— Генерал рассмотрел ваши жалобы и признал их необоснованными.
В знак протеста Редер отказался встать.
— И все равно я прав, — заявил он.
Катхилл в бешенстве развернулся на каблуках.
— Возмутительно, возмутительно!
Вечером американский директор сообщил Редеру, что по решению четырех директоров ему выносится предупреждение за сфабрикованную ложь. Но Редер, не обращая внимания, снова повторил:
— И все равно я прав!
Вообще-то я тоже присутствовал, когда нам давали эти обещания.
Хотя я стараюсь держаться в стороне от всего этого, меня огорчает их обращение с Редером, его отчитывают, как нашкодившего школьника. Если они не желают уважать его воинское звание, могли бы по крайней мере проявить уважение к старости — ведь он на несколько десятков лет старше их.

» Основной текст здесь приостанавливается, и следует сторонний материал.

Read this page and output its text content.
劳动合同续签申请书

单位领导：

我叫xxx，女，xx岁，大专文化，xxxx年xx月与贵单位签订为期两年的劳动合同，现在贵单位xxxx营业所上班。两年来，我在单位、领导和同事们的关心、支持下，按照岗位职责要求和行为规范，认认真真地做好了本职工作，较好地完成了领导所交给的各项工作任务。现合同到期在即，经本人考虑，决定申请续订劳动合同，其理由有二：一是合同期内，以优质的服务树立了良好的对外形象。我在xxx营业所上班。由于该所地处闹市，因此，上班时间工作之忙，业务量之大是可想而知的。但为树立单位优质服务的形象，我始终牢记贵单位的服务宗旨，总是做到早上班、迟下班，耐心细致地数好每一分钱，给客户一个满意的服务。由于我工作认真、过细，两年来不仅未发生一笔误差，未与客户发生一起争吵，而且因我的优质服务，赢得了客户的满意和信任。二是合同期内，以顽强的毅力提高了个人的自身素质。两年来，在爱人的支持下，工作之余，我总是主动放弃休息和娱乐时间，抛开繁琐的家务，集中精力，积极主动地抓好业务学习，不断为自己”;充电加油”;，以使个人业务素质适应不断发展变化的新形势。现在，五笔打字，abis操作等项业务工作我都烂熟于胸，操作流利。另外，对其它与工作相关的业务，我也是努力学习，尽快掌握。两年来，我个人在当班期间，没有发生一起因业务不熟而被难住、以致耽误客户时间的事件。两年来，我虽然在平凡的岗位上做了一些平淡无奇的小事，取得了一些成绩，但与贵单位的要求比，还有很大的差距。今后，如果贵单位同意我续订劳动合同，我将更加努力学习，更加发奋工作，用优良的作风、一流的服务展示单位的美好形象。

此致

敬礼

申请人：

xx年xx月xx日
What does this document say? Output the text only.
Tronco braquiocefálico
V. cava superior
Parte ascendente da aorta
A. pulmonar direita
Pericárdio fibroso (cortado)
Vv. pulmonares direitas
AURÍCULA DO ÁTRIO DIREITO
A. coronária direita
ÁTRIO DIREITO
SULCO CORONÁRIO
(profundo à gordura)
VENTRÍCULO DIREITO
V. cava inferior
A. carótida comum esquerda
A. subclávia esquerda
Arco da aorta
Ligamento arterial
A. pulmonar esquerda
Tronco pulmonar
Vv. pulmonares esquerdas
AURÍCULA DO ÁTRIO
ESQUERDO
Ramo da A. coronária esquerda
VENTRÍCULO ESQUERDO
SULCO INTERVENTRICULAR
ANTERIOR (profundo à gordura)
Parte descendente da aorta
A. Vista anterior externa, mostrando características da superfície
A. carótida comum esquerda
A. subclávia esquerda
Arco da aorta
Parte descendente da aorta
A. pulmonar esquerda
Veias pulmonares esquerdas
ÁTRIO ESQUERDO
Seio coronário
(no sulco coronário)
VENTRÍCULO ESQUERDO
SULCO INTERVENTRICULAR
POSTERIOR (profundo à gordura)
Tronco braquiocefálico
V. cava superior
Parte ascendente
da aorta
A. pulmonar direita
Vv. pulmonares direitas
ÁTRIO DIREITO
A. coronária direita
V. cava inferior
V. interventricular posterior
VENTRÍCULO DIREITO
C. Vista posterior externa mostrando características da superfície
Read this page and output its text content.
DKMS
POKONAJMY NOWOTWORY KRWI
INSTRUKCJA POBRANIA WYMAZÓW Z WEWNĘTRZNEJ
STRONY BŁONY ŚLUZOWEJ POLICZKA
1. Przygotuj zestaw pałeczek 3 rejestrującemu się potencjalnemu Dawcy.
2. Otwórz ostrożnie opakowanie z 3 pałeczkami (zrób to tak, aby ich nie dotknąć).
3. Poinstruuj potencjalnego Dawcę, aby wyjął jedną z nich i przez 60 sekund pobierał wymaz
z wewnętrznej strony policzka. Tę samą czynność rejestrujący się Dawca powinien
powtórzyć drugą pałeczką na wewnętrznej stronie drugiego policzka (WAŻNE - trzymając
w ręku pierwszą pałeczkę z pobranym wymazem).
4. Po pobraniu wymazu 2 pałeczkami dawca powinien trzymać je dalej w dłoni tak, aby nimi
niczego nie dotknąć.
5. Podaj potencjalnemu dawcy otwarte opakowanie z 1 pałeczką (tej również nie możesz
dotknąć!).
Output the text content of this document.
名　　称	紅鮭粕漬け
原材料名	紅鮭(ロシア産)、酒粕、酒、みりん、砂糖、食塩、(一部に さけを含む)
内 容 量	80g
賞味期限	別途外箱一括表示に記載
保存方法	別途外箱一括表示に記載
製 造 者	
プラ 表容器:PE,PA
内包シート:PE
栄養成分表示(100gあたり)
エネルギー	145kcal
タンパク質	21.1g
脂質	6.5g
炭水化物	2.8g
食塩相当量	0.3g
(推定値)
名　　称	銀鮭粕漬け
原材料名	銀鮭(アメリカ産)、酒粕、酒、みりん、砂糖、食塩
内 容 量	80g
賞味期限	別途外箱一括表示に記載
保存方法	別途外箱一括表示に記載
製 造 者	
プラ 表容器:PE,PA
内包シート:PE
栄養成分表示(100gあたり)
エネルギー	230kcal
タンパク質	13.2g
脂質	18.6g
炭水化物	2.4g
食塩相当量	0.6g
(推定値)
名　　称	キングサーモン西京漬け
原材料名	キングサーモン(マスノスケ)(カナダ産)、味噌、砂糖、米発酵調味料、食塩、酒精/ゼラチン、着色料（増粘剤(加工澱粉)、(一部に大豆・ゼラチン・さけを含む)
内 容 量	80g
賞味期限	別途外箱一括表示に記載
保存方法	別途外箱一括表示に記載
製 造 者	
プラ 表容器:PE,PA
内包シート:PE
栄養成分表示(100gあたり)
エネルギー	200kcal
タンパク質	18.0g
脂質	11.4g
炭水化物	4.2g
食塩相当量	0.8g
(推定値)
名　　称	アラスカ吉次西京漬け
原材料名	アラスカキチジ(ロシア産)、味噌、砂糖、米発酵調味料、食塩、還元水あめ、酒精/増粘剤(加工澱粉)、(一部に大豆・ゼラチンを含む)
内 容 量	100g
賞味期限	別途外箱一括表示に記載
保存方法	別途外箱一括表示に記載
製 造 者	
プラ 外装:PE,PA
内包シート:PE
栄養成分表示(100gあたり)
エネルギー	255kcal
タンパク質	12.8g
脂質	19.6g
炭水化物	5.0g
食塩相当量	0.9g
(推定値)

Прошлой ночью я внезапно стал задыхаться. И одновременно появилась острая боль в груди. Я сел в кровати; неприветливый русский включал свет каждые десять минут, как будто больной с температурой представлял повышенную опасность побега. Кроме этого, он ничего не сделал.
— Такое решение могут принять только все четыре директора, — заявил он.
— Для меня имеют значение только приказы моего директора, — равнодушно ответил Хокер.
В часовню меня привезли на каталке. И во время службы мне пришлось лежать.
Позавчера приезжала жена. Она навестила меня в лазарете и привезла домашнюю запись сонаты Баха: Хильда играет на флейте, Альберт — на виолончели, а Маргарет — на фортепиано.
Вот и пришел конец трудоемкой, временами грустной работы, на которую я потратил два года. Взгляд в прошлое сам по себе потребовал бы от меня много сил. Думаю я правильно поступил, упорно продолжая работать над мемуарами здесь, в этих обстоятельствах, под постоянным страхом разоблачения. Это чудо, что все получилось. Из Гейдельберга написали, что рукопись насчитывает примерно тысячу сто машинописных страниц.
6
Сегодня пришло письмо от детей, свидетельствующее об успехе моего замысла. Они во всех подробностях описали, как такса, слишком хорошо воспитанная, долго сидела под елкой и несколько раз просила сосиску, прежде чем поверила их ободряющим словам и наконец схватила лакомство. Больше всего меня тронуло, что одиннадцатилетний Эрнст, который знает меня только по письмам, выступил перед собакой с речью, а Хильда случайно ее услышала. «Знает ли она, откуда взялась сосиска? — спрашивал Эрнст. — От папы, который предложил в письме повесить ее на елку. Поэтому такса должна быть благодарна папе». В первый раз я оказал какое-то влияние на детское Рождество. Словно разделил праздник с ними.